Claire Perry, the Conservative MP who advises the prime minister on the issue, said violent online images were still accessible even though they were outlawed and there was a link between them and horrific crimes committed against children.


"If I have to sit with parents who've had their children taken from them whilst images, the most appalling images, of abuse are then found on those gentlemen's computers, we can't sit by and do nothing about that," she told Channel 5.


Ministers say they also want to make it easier for parents to ensure their children are not exposed to unsuitable material online.

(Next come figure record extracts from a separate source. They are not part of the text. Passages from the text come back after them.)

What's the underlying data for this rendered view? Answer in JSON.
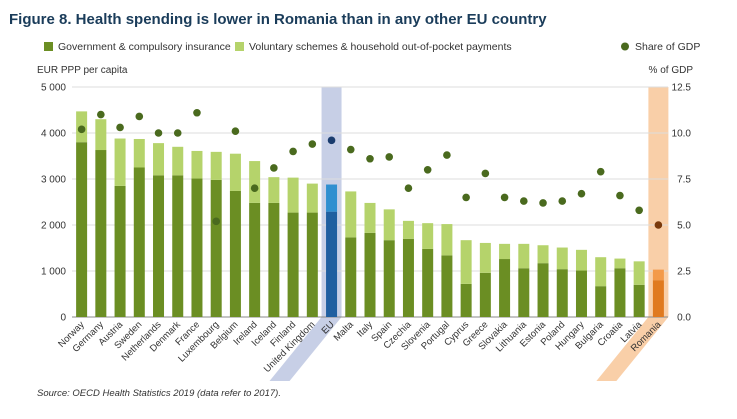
{
  "title": "Figure 8. Health spending is lower in Romania than in any other EU country",
  "source": "Source: OECD Health Statistics 2019 (data refer to 2017).",
  "legend": {
    "gov": "Government & compulsory insurance",
    "vol": "Voluntary schemes & household out-of-pocket payments",
    "gdp": "Share of GDP"
  },
  "colors": {
    "gov": "#6b8e23",
    "vol": "#b5d36b",
    "gdp_marker": "#4a6a1e",
    "eu_band": "#c7cfe6",
    "eu_gov": "#1f5fa0",
    "eu_vol": "#2f8fd0",
    "eu_marker": "#1a3c6e",
    "ro_band": "#f9cfa8",
    "ro_gov": "#e07a1f",
    "ro_vol": "#f39a4a",
    "ro_marker": "#7a3a0c",
    "grid": "#dddddd",
    "title": "#1a3c5a"
  },
  "chart_data": {
    "type": "bar",
    "stacked": true,
    "ylabel_left": "EUR PPP per capita",
    "ylabel_right": "% of GDP",
    "ylim_left": [
      0,
      5000
    ],
    "ylim_right": [
      0,
      12.5
    ],
    "yticks_left": [
      "0",
      "1 000",
      "2 000",
      "3 000",
      "4 000",
      "5 000"
    ],
    "yticks_right": [
      "0.0",
      "2.5",
      "5.0",
      "7.5",
      "10.0",
      "12.5"
    ],
    "highlight": {
      "EU": "blue",
      "Romania": "orange"
    },
    "grid": true,
    "legend_position": "top",
    "categories": [
      "Norway",
      "Germany",
      "Austria",
      "Sweden",
      "Netherlands",
      "Denmark",
      "France",
      "Luxembourg",
      "Belgium",
      "Ireland",
      "Iceland",
      "Finland",
      "United Kingdom",
      "EU",
      "Malta",
      "Italy",
      "Spain",
      "Czechia",
      "Slovenia",
      "Portugal",
      "Cyprus",
      "Greece",
      "Slovakia",
      "Lithuania",
      "Estonia",
      "Poland",
      "Hungary",
      "Bulgaria",
      "Croatia",
      "Latvia",
      "Romania"
    ],
    "series": [
      {
        "name": "Government & compulsory insurance",
        "values": [
          3800,
          3630,
          2850,
          3250,
          3080,
          3080,
          3010,
          2980,
          2740,
          2480,
          2480,
          2270,
          2270,
          2290,
          1730,
          1830,
          1670,
          1700,
          1480,
          1340,
          720,
          960,
          1260,
          1060,
          1170,
          1040,
          1010,
          670,
          1060,
          700,
          800
        ]
      },
      {
        "name": "Voluntary schemes & household out-of-pocket payments",
        "values": [
          670,
          670,
          1030,
          620,
          700,
          620,
          600,
          610,
          810,
          910,
          560,
          760,
          630,
          590,
          1000,
          650,
          670,
          390,
          560,
          680,
          950,
          650,
          330,
          530,
          390,
          470,
          450,
          630,
          210,
          510,
          230
        ]
      }
    ],
    "gdp_share": [
      10.2,
      11.0,
      10.3,
      10.9,
      10.0,
      10.0,
      11.1,
      5.2,
      10.1,
      7.0,
      8.1,
      9.0,
      9.4,
      9.6,
      9.1,
      8.6,
      8.7,
      7.0,
      8.0,
      8.8,
      6.5,
      7.8,
      6.5,
      6.3,
      6.2,
      6.3,
      6.7,
      7.9,
      6.6,
      5.8,
      5.0
    ]
  }
}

A 2011 review by Mothers Union chief executive Reg Bailey concluded that children were being bombarded by sexual images on the internet, television, music videos and in advertising and it should be much easier for parents to block under-age access online.


Education

The body that represents the UK's net suppliers has said filtering tools should be more widely available but it opposes default settings.


The Internet Service Providers Association argues they can be "circumvented" and that education and empowering parents to make safe choices must go hand in hand with technological solutions.


It says it will use the meeting to stress what the industry is already doing to block access to images of child abuse and criminally obscene adult material and to remove them in conjunction with the police.


Mrs Perry said progress was being made on a voluntary basis to ensure adult material could not accessed online in a public place and age verification mechanisms and "one click" filters in place unless parents turned them off were becoming widely available.


"We've done it without regulation; we've done it by working systematically with the industry," she said. "At the moment the filtering work is going really well, and no need for legislation."


The BBC's technology correspondent Rory Cellan-Jones said the internet industry was angry that what it saw as separate issues - illegal child abuse images and children's access to harmful material - were being conflated.


BT said recently that any of its customers attempting to access web pages on the Internet Watch Foundation's list of identified images of child sexual abuse would now see a message telling them that the site was blocked and the reason why.


In a related development, internet search firm Google has said it will help create a database of images to improve collaboration between the police, companies and anti-abuse charities as well as fund developers to improve better tools to block images.